Since then, new variants and intermittent rising case counts have continued to depress commercial aviation’s recovery. In January of this year, flights operated stood at 85.3 percent of pre-pandemic levels.
But even with this decreased demand, companies are struggling to hire the right workers to keep up with supply. This problem is not confined to the aerospace industry. Small businesses across the country are feeling the effect of an overall labor shortage. This worker shortfall is complex and connected to pandemic-related issues like decreased legal immigration, early retirements, and a lack of childcare options for working parents.
But even before the pandemic, the aerospace industry faced labor issues, including an aging workforce and the need to constantly upskill workers due to innovation. These problems have led to shortfalls in vital positions, including pilots and mechanics. And staffing shortages have led to record flight cancellations throughout early 2022, creating significant disruptions for travelers.

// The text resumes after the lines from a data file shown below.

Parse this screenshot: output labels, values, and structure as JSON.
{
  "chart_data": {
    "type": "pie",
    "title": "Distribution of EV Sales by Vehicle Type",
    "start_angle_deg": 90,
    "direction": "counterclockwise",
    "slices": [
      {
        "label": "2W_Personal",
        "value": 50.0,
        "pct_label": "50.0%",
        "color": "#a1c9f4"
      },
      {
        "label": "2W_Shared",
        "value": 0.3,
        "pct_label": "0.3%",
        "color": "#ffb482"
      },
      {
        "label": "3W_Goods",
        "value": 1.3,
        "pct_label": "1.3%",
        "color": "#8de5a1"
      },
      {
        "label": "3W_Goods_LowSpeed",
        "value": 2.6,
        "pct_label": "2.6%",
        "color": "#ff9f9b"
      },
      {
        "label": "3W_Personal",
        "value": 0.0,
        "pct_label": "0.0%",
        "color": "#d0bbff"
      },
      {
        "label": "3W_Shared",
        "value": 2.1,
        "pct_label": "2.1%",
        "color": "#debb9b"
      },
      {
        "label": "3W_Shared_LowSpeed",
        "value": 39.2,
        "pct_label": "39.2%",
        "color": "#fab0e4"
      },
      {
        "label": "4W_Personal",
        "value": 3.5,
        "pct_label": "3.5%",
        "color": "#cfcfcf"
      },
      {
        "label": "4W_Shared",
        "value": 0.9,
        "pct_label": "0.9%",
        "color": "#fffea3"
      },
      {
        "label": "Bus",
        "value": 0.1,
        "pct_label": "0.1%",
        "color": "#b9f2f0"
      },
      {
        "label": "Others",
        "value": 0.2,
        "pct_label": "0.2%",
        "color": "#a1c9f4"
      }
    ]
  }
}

The implications of this labor shortage also extend to our military. Studies predict significant shortfalls for Air Force and Navy pilots soon. This is simply unacceptable. If the aerospace industry can’t find an adequate number of trained workers, our economy and national security will suffer.
That’s why we must use the tools at our disposal to ensure that workers have the necessary skills to fill these positions. The FAA Reauthorization Act of 2018 and the National Defense Authorization Act for Fiscal Year 2020 added training grants for the pilot workforce alongside aviation maintenance technical workers. The Aerospace industry has also embraced apprenticeships as a model for attracting young workers and equipping them with the necessary skills to succeed.
So today, we will deepen our understanding of this industry - examining these workforce initiatives and other policy solutions that can support workers and the aerospace sector as we work toward recovery.